Campus & Community

Soyinka decries lack of outrage over Darfur ‘pogrom’

3 min read

Muslim rage over cartoons published in Denmark depicting the prophet Muhammad and the genocidal killings in Darfur, Sudan, may seem at first glance to have little to do with one another, but in a talk April 12, Nobel Prize-winning Nigerian writer Wole Soyinka used the two events to make a powerful case against Islamic territorial ambitions on the African continent.

Soyinka, currently the Alphonse Fletcher Fellow at the W.E.B. Du Bois Institute for African and African American Research, gave a talk sponsored by the Du Bois Institute titled “Darfur, Cartoons, and Other Images of Race.”

Soyinka remarked on how Muslim outrage over the cartoons and the violent demonstrations that followed seemed to take attention away from other important news stories.

Among the audience members listening to Soyinka’s talk was fellow storyteller Brother Blue.

“Even the war in Iraq faded into comparative obscurity.
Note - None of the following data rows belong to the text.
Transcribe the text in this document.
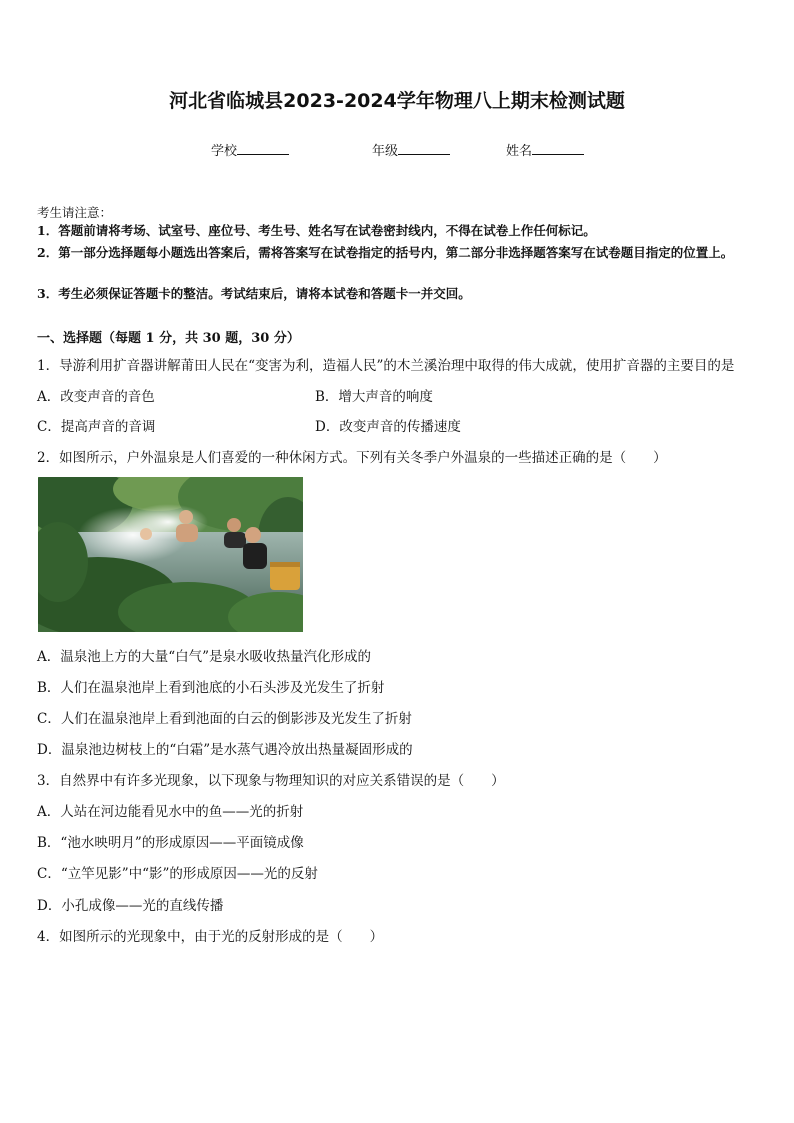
河北省临城县2023-2024学年物理八上期末检测试题
学校	年级	姓名
考生请注意：
1．答题前请将考场、试室号、座位号、考生号、姓名写在试卷密封线内，不得在试卷上作任何标记。
2．第一部分选择题每小题选出答案后，需将答案写在试卷指定的括号内，第二部分非选择题答案写在试卷题目指定的位置上。
3．考生必须保证答题卡的整洁。考试结束后，请将本试卷和答题卡一并交回。
一、选择题（每题 1 分，共 30 题，30 分）
1．导游利用扩音器讲解莆田人民在“变害为利，造福人民”的木兰溪治理中取得的伟大成就，使用扩音器的主要目的是
A．改变声音的音色	B．增大声音的响度
C．提高声音的音调	D．改变声音的传播速度
2．如图所示，户外温泉是人们喜爱的一种休闲方式。下列有关冬季户外温泉的一些描述正确的是（　　）
A．温泉池上方的大量“白气”是泉水吸收热量汽化形成的
B．人们在温泉池岸上看到池底的小石头涉及光发生了折射
C．人们在温泉池岸上看到池面的白云的倒影涉及光发生了折射
D．温泉池边树枝上的“白霜”是水蒸气遇冷放出热量凝固形成的
3．自然界中有许多光现象，以下现象与物理知识的对应关系错误的是（　　）
A．人站在河边能看见水中的鱼——光的折射
B．“池水映明月”的形成原因——平面镜成像
C．“立竿见影”中“影”的形成原因——光的反射
D．小孔成像——光的直线传播
4．如图所示的光现象中，由于光的反射形成的是（　　）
Even the genocidal onslaught in Darfur was relegated to the obscure corners of the media,” Soyinka said.

These supposedly spontaneous acts of reprisal for insults against Muhammad resulted in the deaths of many innocent people, he said, including citizens of Soyinka’s native country of Nigeria – “people who had never tasted Danish butter” (one of the targets of proposed Muslim boycotts).
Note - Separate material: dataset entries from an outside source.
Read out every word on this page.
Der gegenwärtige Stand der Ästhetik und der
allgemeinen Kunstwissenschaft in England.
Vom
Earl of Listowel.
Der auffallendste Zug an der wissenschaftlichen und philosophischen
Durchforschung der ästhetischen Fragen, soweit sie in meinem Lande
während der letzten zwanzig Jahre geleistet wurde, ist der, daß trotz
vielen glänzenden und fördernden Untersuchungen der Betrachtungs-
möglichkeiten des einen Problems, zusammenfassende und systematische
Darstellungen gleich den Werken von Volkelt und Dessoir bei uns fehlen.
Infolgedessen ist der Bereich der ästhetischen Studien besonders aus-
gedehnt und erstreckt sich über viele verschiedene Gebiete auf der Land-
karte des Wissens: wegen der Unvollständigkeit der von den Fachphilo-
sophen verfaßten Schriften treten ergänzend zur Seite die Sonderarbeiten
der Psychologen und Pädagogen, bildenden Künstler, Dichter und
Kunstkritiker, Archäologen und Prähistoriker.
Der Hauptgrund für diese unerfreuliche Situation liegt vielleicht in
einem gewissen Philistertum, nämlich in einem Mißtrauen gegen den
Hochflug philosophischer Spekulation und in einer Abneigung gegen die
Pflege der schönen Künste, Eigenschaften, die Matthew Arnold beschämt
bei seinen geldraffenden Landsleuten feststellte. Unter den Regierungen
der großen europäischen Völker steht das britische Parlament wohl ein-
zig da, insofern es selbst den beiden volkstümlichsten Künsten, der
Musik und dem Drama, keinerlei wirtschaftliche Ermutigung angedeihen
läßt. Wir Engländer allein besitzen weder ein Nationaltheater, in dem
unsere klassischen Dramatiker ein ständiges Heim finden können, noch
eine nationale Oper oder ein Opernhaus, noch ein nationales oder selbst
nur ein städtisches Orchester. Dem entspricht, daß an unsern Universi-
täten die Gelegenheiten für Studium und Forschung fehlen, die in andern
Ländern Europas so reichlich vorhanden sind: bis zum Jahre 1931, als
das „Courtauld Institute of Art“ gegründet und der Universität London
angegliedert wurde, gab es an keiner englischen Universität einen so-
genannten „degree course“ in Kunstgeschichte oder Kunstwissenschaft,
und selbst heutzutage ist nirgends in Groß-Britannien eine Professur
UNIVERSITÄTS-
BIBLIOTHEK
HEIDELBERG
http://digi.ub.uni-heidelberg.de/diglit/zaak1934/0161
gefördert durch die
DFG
Soyinka characterized these murderous rioters as “psychopaths of faith who issue killing calls for any slight against their religious icons.” He said that while the cartoons were certainly tasteless, the manipulation of rage by cynical leaders was “far more sinister.”

Soyinka wondered why Muslims are not equally outraged by the ongoing “pogrom” in Darfur in which black Africans in the south are being systematically killed and driven from their homes by the Muslim-controlled government in Khatoum.

The Sudanese government’s genocidal campaign against the Darfurians, he contended, is part of a “longstanding project” of Arabization of the southern part of the country inspired by Sudanese leaders Omar al-Bashir and Hassan al-Turabi, former associates of Libyan leader Muammar al-Qaddafi. The campaign is part of a larger plan to spread Arab control over the African continent, Soyinka said.

Soyinka criticized the press for labeling any conflict that breaks out in Africa as “tribal” or “ethnic” but “going silent when the conflict is between the Arab and black world.”

This “bashfulness” about holding Arabs responsible for their crimes extends to history as well, he said. “You can’t speak about the history of slavery without engaging with the Arab role.”

Soyinka gave his talk in front of a blank screen and beside an unused overhead projector. He said that he had planned to augment his talk with photographs of the refugee camps in Darfur, but the visit he was scheduled to take to that region was cancelled by the Sudanese government. The ostensible reason was that it would have conflicted with the Arab summit in Algiers.

“Let us follow the Arab summit closely,” Soyinka suggested, “to see if they put Darfur on the agenda, or will the gathering be too busy deciding whether or not Danish butter can be served for breakfast.”